One of the big deterrents earlier had been Sun's hold over cable distribution in the state. With the withdrawal of political support, Star had a fighting chance. However, its preoccupation with internal problems helped Kalaignar grab the opportunity -  Kalaignar enjoys the patronage of the ruling DMK in Tamil Nadu.

The reason Tamil Nadu, Maharashtra, Punjab and Gujarat, among others, are key media markets is simple. On per capita income, purchasing power and product consumption, these states do well, so advertisers want to reach these consumers.

While there is a lot of space in languages, the good ones - Bangla, Marathi, Tamil, Telugu -  have all been occupied.

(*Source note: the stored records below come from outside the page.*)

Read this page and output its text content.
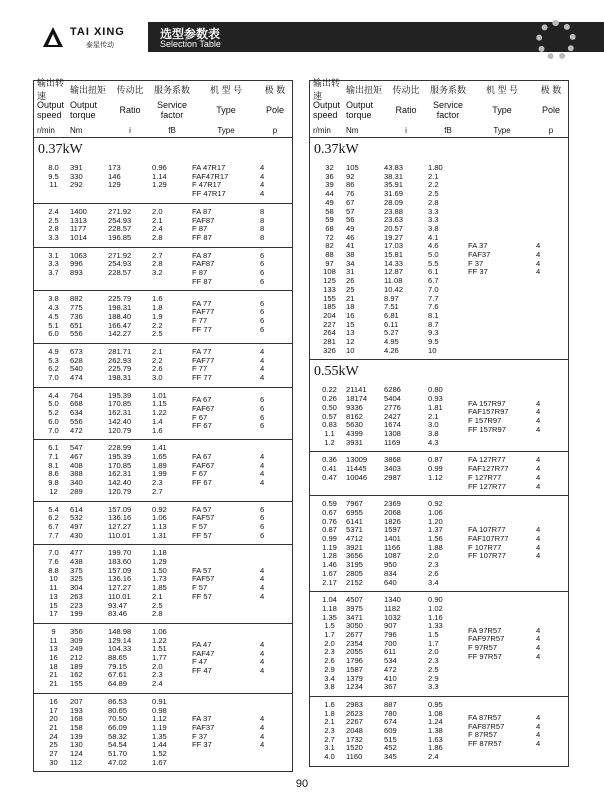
TAI XING
泰星传动
选型参数表
Selection Table
输出转速
输出扭矩	传动比	服务系数	机 型 号	极 数
Output speed
Output torque	Ratio	Service factor	Type	Pole
r/min	Nm	i	fB	Type	p
0.37kW
8.0	391	173	0.96
9.5	330	146	1.14
11	292	129	1.29
FA 47R17	4
FAF47R17	4
F 47R17	4
FF 47R17	4
2.4	1400	271.92	2.0
2.5	1313	254.93	2.1
2.8	1177	228.57	2.4
3.3	1014	196.85	2.8
FA 87	8
FAF87	8
F 87	8
FF 87	8
3.1	1063	271.92	2.7
3.3	996	254.93	2.8
3.7	893	228.57	3.2
FA 87	6
FAF87	6
F 87	6
FF 87	6
3.8	882	225.79	1.6
4.3	775	198.31	1.8
4.5	736	188.40	1.9
5.1	651	166.47	2.2
6.0	556	142.27	2.5
FA 77	6
FAF77	6
F 77	6
FF 77	6
4.9	673	281.71	2.1
5.3	628	262.93	2.2
6.2	540	225.79	2.6
7.0	474	198.31	3.0
FA 77	4
FAF77	4
F 77	4
FF 77	4
4.4	764	195.39	1.01
5.0	668	170.85	1.15
5.2	634	162.31	1.22
6.0	556	142.40	1.4
7.0	472	120.79	1.6
FA 67	6
FAF67	6
F 67	6
FF 67	6
6.1	547	228.99	1.41
7.1	467	195.39	1.65
8.1	408	170.85	1.89
8.6	388	162.31	1.99
9.8	340	142.40	2.3
12	289	120.79	2.7
FA 67	4
FAF67	4
F 67	4
FF 67	4
5.4	614	157.09	0.92
6.2	532	136.16	1.06
6.7	497	127.27	1.13
7.7	430	110.01	1.31
FA 57	6
FAF57	6
F 57	6
FF 57	6
7.0	477	199.70	1.18
7.6	438	183.60	1.29
8.8	375	157.09	1.50
10	325	136.16	1.73
11	304	127.27	1.85
13	263	110.01	2.1
15	223	93.47	2.5
17	199	83.46	2.8
FA 57	4
FAF57	4
F 57	4
FF 57	4
9	356	148.98	1.06
11	309	129.14	1.22
13	249	104.33	1.51
16	212	88.65	1.77
18	189	79.15	2.0
21	162	67.61	2.3
21	155	64.89	2.4
FA 47	4
FAF47	4
F 47	4
FF 47	4
16	207	86.53	0.91
17	193	80.65	0.98
20	168	70.50	1.12
21	158	66.09	1.19
24	139	58.32	1.35
25	130	54.54	1.44
27	124	51.70	1.52
30	112	47.02	1.67
FA 37	4
FAF37	4
F 37	4
FF 37	4
输出转速
输出扭矩	传动比	服务系数	机 型 号	极 数
Output speed
Output torque	Ratio	Service factor	Type	Pole
r/min	Nm	i	fB	Type	p
0.37kW
32	105	43.83	1.80
36	92	38.31	2.1
39	86	35.91	2.2
44	76	31.69	2.5
49	67	28.09	2.8
58	57	23.88	3.3
59	56	23.63	3.3
68	49	20.57	3.8
72	46	19.27	4.1
82	41	17.03	4.6
88	38	15.81	5.0
97	34	14.33	5.5
108	31	12.87	6.1
125	26	11.08	6.7
133	25	10.42	7.0
155	21	8.97	7.7
185	18	7.51	7.6
204	16	6.81	8.1
227	15	6.11	8.7
264	13	5.27	9.3
281	12	4.95	9.5
326	10	4.26	10
FA 37	4
FAF37	4
F 37	4
FF 37	4
0.55kW
0.22	21141	6286	0.80
0.26	18174	5404	0.93
0.50	9336	2776	1.81
0.57	8162	2427	2.1
0.83	5630	1674	3.0
1.1	4399	1308	3.8
1.2	3931	1169	4.3
FA 157R97	4
FAF157R97	4
F 157R97	4
FF 157R97	4
0.36	13009	3868	0.87
0.41	11445	3403	0.99
0.47	10046	2987	1.12
FA 127R77	4
FAF127R77	4
F 127R77	4
FF 127R77	4
0.59	7967	2369	0.92
0.67	6955	2068	1.06
0.76	6141	1826	1.20
0.87	5371	1597	1.37
0.99	4712	1401	1.56
1.19	3921	1166	1.88
1.28	3656	1087	2.0
1.46	3195	950	2.3
1.67	2805	834	2.6
2.17	2152	640	3.4
FA 107R77	4
FAF107R77	4
F 107R77	4
FF 107R77	4
1.04	4507	1340	0.90
1.18	3975	1182	1.02
1.35	3471	1032	1.16
1.5	3050	907	1.33
1.7	2677	796	1.5
2.0	2354	700	1.7
2.3	2055	611	2.0
2.6	1796	534	2.3
2.9	1587	472	2.5
3.4	1379	410	2.9
3.8	1234	367	3.3
FA 97R57	4
FAF97R57	4
F 97R57	4
FF 97R57	4
1.6	2983	887	0.95
1.8	2623	780	1.08
2.1	2267	674	1.24
2.3	2048	609	1.38
2.7	1732	515	1.63
3.1	1520	452	1.86
4.0	1160	345	2.4
FA 87R57	4
FAF87R57	4
F 87R57	4
FF 87R57	4
90
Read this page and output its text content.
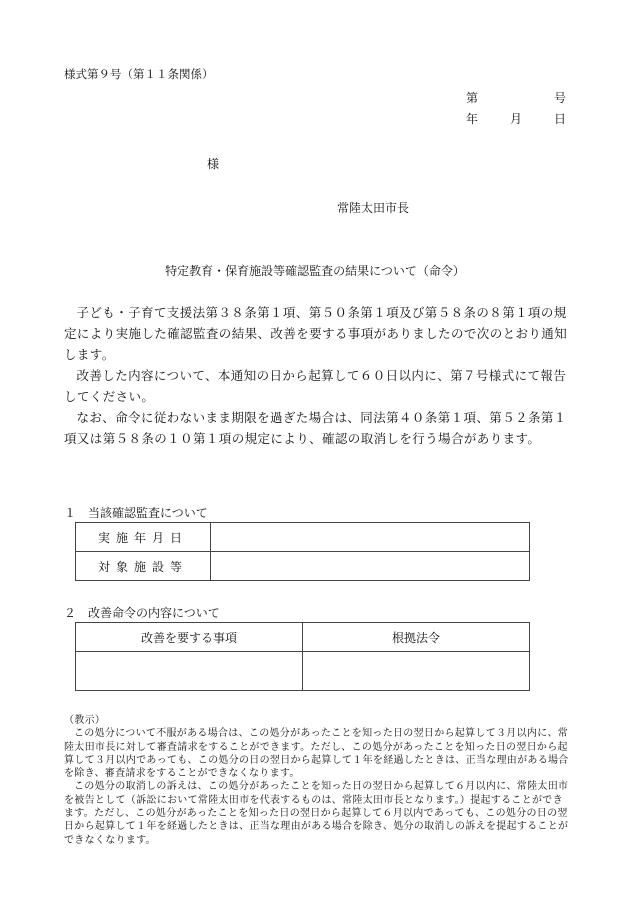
様式第９号（第１１条関係）
第	号
年	月	日
様
常陸太田市長
特定教育・保育施設等確認監査の結果について（命令）

子ども・子育て支援法第３８条第１項、第５０条第１項及び第５８条の８第１項の規定により実施した確認監査の結果、改善を要する事項がありましたので次のとおり通知します。

改善した内容について、本通知の日から起算して６０日以内に、第７号様式にて報告してください。

なお、命令に従わないまま期限を過ぎた場合は、同法第４０条第１項、第５２条第１項又は第５８条の１０第１項の規定により、確認の取消しを行う場合があります。

１　当該確認監査について
実施年月日	
対象施設等	
２　改善命令の内容について
改善を要する事項	根拠法令

（教示）

この処分について不服がある場合は、この処分があったことを知った日の翌日から起算して３月以内に、常陸太田市長に対して審査請求をすることができます。ただし、この処分があったことを知った日の翌日から起算して３月以内であっても、この処分の日の翌日から起算して１年を経過したときは、正当な理由がある場合を除き、審査請求をすることができなくなります。

この処分の取消しの訴えは、この処分があったことを知った日の翌日から起算して６月以内に、常陸太田市を被告として（訴訟において常陸太田市を代表するものは、常陸太田市長となります。）提起することができます。ただし、この処分があったことを知った日の翌日から起算して６月以内であっても、この処分の日の翌日から起算して１年を経過したときは、正当な理由がある場合を除き、処分の取消しの訴えを提起することができなくなります。
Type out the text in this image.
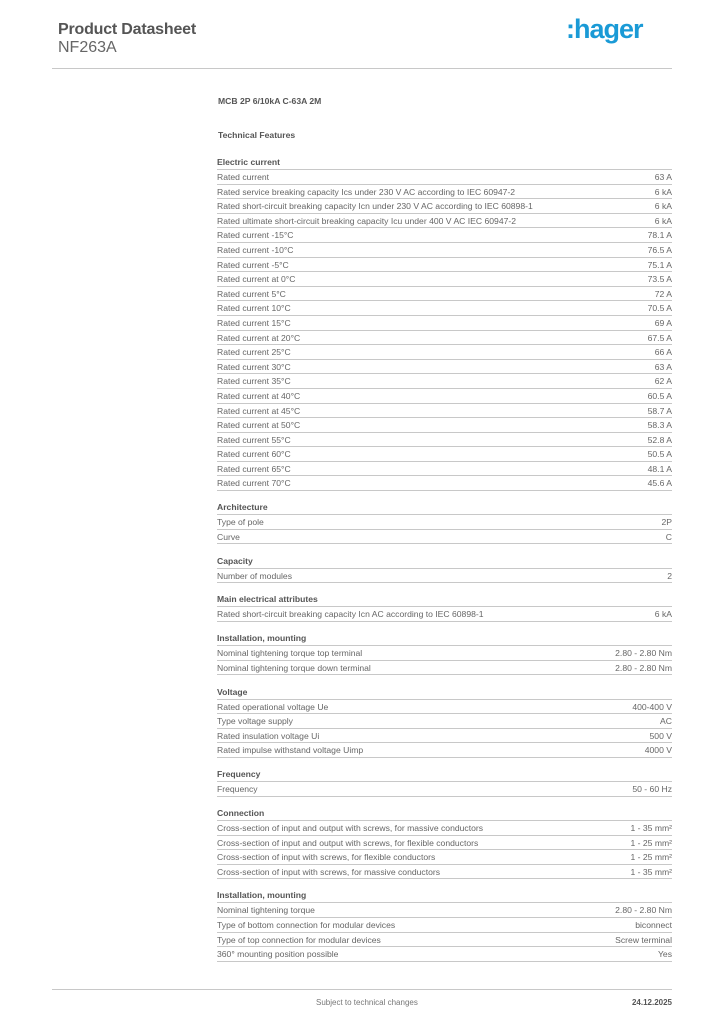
Product Datasheet
NF263A
:hager
MCB 2P 6/10kA C-63A 2M
Technical Features
Electric current
Rated current	63 A
Rated service breaking capacity Ics under 230 V AC according to IEC 60947-2	6 kA
Rated short-circuit breaking capacity Icn under 230 V AC according to IEC 60898-1	6 kA
Rated ultimate short-circuit breaking capacity Icu under 400 V AC IEC 60947-2	6 kA
Rated current -15°C	78.1 A
Rated current -10°C	76.5 A
Rated current -5°C	75.1 A
Rated current at 0°C	73.5 A
Rated current 5°C	72 A
Rated current 10°C	70.5 A
Rated current 15°C	69 A
Rated current at 20°C	67.5 A
Rated current 25°C	66 A
Rated current 30°C	63 A
Rated current 35°C	62 A
Rated current at 40°C	60.5 A
Rated current at 45°C	58.7 A
Rated current at 50°C	58.3 A
Rated current 55°C	52.8 A
Rated current 60°C	50.5 A
Rated current 65°C	48.1 A
Rated current 70°C	45.6 A
Architecture
Type of pole	2P
Curve	C
Capacity
Number of modules	2
Main electrical attributes
Rated short-circuit breaking capacity Icn AC according to IEC 60898-1	6 kA
Installation, mounting
Nominal tightening torque top terminal	2.80 - 2.80 Nm
Nominal tightening torque down terminal	2.80 - 2.80 Nm
Voltage
Rated operational voltage Ue	400-400 V
Type voltage supply	AC
Rated insulation voltage Ui	500 V
Rated impulse withstand voltage Uimp	4000 V
Frequency
Frequency	50 - 60 Hz
Connection
Cross-section of input and output with screws, for massive conductors	1 - 35 mm²
Cross-section of input and output with screws, for flexible conductors	1 - 25 mm²
Cross-section of input with screws, for flexible conductors	1 - 25 mm²
Cross-section of input with screws, for massive conductors	1 - 35 mm²
Installation, mounting
Nominal tightening torque	2.80 - 2.80 Nm
Type of bottom connection for modular devices	biconnect
Type of top connection for modular devices	Screw terminal
360° mounting position possible	Yes
Subject to technical changes	24.12.2025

Tackling these markets now will take much more, not just in capital, but in programming effort and people talent. CEO Uday Shankar, who took over last year, has his job cut out for him.

Contrast Star with Network18. From a fraction of Star's size in 2000, it is now a Rs 1,000-crore (Rs 10 billion) group. It just swoops down on any deal in the market. Its ability to retain a bulk of its senior team means that these deals work because management time and attention is given to them.

Frankly, Network18 has shown more appetite and aggression than the (as yet) market leader, Star. That is what all businesses eventually boil down to.

In a recent CNBC interview, Murdoch admitted that the problem was of NewsCorp's making. Now, can Star unmake it?

Vanita Kohli-Khandekar is a media consultant and author of The Indian Media Business.